The idea that the economic growth of an area strongly depends on the development of innovative, high-technology businesses is more and more dominant in literature. Nevertheless, these businesses, given their special nature, i.e. their high level of innovation, face, since the early years, some difficulties, especially related to funding research. In other words, the element of «uncertainty» characterizing the investments made by high-tech businesses, both in terms of profitability and payback, makes the raising of capital to finance the development of business ideas particularly difficult. Historically, venture capital, made available by institutional investors, has been one of the most suitable financial instruments for start-ups with innovative projects.

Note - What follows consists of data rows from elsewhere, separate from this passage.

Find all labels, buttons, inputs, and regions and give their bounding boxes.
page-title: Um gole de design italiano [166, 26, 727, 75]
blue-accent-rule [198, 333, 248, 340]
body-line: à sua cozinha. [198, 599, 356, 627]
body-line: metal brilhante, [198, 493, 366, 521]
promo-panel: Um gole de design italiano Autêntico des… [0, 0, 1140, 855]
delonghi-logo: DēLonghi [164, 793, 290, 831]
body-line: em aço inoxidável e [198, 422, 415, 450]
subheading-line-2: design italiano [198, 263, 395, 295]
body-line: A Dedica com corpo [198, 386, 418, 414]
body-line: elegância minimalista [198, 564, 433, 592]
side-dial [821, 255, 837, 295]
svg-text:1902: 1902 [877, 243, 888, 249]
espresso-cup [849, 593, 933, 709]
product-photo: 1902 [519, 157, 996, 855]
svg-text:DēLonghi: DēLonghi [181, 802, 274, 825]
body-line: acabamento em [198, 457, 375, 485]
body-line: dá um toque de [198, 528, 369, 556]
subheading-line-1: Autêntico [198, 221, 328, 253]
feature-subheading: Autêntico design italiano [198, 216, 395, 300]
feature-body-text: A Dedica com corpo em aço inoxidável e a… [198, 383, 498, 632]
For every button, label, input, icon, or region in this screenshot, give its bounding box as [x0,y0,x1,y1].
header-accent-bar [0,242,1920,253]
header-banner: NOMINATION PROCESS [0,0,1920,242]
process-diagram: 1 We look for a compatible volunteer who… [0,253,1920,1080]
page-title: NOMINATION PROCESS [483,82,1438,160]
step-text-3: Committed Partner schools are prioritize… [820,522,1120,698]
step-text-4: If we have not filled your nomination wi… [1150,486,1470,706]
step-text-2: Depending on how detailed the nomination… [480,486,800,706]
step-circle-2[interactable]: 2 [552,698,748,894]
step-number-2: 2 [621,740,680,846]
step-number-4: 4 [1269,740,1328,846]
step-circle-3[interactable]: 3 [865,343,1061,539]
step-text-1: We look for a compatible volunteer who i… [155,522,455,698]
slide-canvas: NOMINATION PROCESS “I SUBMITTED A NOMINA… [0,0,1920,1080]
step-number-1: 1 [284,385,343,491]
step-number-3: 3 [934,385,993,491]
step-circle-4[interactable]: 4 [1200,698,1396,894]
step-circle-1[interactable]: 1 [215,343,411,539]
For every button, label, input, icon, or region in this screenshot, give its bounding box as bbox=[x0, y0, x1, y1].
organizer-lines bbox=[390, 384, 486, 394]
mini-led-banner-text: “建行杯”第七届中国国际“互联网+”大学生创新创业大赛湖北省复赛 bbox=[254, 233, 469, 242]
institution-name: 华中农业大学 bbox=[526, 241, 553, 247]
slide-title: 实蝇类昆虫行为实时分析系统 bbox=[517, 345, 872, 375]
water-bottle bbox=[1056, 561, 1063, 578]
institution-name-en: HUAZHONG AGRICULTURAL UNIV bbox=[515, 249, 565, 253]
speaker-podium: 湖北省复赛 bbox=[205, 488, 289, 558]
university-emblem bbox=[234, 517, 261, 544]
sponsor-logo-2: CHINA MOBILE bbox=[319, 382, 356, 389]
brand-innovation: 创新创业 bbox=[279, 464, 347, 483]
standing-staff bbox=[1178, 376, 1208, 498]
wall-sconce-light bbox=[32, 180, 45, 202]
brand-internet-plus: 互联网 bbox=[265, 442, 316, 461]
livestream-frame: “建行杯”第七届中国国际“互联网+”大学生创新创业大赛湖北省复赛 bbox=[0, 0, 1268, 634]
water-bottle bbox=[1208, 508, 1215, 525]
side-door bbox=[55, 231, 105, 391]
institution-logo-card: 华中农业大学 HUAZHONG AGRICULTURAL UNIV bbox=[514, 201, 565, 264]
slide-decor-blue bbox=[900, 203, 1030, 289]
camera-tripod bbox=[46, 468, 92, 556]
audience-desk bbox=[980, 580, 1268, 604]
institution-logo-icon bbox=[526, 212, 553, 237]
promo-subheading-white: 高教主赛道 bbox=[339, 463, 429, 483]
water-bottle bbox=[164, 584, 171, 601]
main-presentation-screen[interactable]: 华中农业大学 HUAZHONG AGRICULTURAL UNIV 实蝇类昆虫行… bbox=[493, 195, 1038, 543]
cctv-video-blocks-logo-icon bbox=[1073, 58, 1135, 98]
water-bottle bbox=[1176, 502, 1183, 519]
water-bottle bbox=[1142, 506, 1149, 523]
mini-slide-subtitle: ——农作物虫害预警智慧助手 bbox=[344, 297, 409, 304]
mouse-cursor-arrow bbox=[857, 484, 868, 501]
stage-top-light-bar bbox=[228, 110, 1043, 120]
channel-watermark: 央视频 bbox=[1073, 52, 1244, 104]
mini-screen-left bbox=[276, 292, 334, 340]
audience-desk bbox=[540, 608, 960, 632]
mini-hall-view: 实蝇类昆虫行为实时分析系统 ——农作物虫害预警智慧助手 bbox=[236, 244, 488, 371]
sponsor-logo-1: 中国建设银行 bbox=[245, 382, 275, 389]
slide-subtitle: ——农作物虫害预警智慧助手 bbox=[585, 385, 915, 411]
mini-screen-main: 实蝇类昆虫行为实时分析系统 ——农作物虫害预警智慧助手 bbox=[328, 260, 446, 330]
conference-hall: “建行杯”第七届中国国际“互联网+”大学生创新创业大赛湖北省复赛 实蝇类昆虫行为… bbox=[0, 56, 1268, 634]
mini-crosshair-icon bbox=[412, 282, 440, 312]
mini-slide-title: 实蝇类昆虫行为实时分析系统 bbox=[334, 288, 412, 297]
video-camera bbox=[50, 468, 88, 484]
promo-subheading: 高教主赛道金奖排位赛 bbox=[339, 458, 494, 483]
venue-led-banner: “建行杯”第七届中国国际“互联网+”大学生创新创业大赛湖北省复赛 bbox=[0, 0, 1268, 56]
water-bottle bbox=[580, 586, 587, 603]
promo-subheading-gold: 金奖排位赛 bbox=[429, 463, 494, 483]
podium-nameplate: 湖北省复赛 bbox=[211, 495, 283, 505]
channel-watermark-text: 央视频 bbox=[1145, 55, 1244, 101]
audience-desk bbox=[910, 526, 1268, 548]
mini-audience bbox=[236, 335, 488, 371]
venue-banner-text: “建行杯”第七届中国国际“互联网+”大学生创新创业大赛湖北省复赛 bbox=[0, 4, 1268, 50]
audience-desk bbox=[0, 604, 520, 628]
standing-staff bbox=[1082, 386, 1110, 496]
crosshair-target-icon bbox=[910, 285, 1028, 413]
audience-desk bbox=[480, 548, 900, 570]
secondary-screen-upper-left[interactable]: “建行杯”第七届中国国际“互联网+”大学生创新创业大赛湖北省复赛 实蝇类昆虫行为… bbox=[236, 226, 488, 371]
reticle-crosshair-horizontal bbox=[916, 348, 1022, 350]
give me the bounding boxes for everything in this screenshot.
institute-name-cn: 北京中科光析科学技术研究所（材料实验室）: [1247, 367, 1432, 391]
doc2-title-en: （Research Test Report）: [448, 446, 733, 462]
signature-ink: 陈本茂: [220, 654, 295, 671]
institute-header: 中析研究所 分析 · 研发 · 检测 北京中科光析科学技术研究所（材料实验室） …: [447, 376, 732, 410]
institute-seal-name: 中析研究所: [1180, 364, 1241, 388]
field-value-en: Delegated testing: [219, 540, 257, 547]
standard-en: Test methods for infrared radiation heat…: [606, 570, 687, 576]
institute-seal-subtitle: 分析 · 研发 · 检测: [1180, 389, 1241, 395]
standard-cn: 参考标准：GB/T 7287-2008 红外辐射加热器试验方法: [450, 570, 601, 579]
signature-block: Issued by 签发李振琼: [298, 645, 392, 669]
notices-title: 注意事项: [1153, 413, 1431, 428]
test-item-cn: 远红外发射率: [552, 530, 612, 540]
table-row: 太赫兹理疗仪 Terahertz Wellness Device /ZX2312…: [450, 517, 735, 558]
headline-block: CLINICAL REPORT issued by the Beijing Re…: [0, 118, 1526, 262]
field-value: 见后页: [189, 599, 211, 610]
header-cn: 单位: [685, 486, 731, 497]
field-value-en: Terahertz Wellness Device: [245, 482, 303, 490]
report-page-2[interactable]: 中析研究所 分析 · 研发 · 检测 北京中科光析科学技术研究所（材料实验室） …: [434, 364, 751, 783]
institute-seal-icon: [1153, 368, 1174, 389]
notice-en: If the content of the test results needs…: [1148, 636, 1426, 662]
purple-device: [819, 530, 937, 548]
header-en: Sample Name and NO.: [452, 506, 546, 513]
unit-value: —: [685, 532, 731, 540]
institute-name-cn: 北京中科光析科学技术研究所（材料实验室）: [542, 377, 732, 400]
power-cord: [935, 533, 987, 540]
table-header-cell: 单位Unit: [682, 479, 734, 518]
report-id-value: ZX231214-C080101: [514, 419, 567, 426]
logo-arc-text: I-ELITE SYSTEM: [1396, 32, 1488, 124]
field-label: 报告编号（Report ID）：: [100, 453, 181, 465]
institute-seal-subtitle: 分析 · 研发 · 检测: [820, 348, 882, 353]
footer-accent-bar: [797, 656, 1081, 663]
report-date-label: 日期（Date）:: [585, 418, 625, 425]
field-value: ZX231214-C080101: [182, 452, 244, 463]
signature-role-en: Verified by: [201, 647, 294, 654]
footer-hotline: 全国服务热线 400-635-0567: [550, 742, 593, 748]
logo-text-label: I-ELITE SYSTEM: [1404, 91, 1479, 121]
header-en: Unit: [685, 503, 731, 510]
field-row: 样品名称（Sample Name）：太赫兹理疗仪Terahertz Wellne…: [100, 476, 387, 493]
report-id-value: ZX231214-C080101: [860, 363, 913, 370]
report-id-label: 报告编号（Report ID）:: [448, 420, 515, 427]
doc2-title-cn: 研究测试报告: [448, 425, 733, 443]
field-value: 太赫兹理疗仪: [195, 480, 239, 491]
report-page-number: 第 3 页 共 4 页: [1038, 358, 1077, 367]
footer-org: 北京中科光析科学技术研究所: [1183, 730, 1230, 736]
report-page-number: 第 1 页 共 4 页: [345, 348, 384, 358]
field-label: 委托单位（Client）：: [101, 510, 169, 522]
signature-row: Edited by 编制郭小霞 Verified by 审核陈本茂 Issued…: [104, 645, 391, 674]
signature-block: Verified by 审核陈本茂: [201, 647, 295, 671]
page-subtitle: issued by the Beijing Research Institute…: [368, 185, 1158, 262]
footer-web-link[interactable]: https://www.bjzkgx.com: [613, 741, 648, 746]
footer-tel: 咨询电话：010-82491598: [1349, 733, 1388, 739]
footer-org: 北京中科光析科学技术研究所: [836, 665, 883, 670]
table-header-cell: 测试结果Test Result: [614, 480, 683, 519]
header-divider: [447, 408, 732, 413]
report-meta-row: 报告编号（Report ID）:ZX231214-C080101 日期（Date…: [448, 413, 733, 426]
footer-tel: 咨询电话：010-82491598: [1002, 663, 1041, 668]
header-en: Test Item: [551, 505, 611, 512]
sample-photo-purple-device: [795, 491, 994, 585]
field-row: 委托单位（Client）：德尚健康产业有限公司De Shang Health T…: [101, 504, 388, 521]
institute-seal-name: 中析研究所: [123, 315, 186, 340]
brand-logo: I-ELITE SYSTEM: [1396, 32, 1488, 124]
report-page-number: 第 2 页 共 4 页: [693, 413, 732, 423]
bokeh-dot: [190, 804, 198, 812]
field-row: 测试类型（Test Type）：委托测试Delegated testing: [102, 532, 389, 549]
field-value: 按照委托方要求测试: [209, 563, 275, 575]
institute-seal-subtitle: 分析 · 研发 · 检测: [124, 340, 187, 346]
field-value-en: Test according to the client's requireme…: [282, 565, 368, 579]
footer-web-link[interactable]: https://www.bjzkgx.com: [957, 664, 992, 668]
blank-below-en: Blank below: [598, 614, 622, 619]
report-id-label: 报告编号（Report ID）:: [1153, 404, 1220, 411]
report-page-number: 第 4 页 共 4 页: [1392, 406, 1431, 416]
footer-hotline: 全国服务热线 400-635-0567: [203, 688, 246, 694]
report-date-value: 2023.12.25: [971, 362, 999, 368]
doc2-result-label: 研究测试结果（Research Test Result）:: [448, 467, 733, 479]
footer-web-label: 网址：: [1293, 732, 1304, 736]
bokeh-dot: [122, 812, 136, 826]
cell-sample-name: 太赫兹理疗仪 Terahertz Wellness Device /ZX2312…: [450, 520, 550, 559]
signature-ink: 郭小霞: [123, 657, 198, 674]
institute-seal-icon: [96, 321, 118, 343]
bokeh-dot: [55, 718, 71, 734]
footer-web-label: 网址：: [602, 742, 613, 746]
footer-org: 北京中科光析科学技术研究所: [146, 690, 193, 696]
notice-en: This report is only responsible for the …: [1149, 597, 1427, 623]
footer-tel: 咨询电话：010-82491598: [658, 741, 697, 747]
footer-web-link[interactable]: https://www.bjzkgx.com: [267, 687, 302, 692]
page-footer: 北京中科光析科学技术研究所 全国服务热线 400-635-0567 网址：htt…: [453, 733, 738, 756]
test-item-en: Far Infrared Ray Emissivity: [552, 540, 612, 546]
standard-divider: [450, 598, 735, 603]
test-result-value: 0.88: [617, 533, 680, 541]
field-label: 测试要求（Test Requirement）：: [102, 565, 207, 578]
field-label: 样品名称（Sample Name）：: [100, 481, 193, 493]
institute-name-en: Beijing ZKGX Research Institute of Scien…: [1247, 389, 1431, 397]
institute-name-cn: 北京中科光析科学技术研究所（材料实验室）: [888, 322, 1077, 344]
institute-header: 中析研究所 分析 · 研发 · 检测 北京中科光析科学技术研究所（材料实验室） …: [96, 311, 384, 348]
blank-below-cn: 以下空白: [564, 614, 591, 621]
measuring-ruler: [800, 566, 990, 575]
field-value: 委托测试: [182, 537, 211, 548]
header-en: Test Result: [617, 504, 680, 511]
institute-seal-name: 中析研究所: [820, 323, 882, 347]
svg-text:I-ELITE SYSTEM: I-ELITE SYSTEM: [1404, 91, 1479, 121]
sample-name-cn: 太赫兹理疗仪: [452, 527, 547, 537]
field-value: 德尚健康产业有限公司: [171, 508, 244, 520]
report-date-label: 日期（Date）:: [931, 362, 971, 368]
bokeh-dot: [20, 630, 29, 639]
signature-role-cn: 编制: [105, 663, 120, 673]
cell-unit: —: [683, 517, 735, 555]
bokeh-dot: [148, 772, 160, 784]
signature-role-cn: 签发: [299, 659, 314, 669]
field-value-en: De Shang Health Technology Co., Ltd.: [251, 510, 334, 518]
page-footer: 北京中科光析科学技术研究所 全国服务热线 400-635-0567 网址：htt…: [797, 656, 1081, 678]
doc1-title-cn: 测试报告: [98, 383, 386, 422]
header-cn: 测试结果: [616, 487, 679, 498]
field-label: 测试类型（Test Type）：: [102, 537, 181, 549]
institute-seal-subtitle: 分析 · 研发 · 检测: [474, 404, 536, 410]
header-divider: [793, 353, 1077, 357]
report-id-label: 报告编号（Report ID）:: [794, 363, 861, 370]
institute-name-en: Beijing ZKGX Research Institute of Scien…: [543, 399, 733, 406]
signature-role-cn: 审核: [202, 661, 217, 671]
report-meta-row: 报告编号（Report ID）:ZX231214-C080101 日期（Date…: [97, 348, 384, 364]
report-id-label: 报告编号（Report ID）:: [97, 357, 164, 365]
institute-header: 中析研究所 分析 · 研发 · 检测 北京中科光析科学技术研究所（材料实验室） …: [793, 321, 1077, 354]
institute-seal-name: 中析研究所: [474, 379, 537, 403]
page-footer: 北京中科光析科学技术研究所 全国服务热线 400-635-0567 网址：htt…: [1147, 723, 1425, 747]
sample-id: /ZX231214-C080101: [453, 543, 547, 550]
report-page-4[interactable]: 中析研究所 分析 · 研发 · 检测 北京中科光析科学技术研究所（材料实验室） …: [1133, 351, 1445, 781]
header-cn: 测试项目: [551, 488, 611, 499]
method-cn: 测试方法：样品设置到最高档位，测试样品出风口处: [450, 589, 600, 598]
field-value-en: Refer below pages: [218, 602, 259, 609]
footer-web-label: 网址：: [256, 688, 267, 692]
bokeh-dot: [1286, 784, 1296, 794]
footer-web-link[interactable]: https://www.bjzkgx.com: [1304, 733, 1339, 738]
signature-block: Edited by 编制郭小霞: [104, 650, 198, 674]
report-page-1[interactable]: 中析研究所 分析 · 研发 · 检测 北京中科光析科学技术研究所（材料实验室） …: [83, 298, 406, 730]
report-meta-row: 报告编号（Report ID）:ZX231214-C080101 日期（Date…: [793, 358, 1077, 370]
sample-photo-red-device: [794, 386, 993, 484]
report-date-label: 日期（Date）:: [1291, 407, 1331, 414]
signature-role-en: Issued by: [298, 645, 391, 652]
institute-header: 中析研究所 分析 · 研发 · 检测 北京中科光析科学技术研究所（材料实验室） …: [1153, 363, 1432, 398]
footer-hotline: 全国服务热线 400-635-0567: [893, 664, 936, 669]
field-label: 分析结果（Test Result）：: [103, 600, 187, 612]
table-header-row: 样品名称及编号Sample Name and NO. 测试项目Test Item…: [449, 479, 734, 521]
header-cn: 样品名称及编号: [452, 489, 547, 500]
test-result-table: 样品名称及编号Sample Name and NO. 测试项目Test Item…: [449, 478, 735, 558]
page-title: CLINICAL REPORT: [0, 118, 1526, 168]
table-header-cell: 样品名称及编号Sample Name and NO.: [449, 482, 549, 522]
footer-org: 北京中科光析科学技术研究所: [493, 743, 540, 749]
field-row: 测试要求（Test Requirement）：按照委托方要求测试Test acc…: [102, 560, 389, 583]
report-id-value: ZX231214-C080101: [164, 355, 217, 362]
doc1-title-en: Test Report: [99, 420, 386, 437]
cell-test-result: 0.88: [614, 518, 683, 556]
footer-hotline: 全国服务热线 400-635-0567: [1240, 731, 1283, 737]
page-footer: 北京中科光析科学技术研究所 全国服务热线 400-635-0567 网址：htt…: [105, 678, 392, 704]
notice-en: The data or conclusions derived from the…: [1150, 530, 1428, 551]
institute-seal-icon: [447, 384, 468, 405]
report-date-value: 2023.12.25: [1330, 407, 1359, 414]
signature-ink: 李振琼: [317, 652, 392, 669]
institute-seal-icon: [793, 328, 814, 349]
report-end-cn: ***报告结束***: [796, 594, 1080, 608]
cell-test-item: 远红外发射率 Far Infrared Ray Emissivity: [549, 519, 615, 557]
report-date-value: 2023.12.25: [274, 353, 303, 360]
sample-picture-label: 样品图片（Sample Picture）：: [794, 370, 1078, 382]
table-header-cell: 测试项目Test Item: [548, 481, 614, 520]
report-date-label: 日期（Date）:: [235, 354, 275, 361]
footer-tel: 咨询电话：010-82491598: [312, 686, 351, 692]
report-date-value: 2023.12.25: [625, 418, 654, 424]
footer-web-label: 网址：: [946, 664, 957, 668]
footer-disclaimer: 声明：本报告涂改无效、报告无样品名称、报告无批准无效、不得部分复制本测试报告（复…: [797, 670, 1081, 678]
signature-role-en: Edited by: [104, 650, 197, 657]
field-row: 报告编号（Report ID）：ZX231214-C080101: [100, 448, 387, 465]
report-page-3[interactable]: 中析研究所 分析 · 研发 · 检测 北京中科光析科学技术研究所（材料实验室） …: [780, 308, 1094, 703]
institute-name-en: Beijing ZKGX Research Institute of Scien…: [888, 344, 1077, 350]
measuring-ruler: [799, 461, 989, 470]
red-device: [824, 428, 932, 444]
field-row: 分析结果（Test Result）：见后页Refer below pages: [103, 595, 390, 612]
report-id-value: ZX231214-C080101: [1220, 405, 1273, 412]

The only use of venture capital, however, is insufficient to create the conditions to support the birth and development of new high-tech activities, mainly due to a strong risk aversion by investors, information asymmetries about the project between entrepreneurs and financiers, without guarantees and rather high business monitoring costs, as well. For this reason, it is thought that institutional investors in venture capital can play a stronger role when placed within a network that involves different actors, such as universities, research centres, local authorities, finance experts, with the com mon aim of supporting, each with their own skills, small businesses with high innovative potential. It is what we are going to demonstrate by means of a model, known in literature as «old-boy network».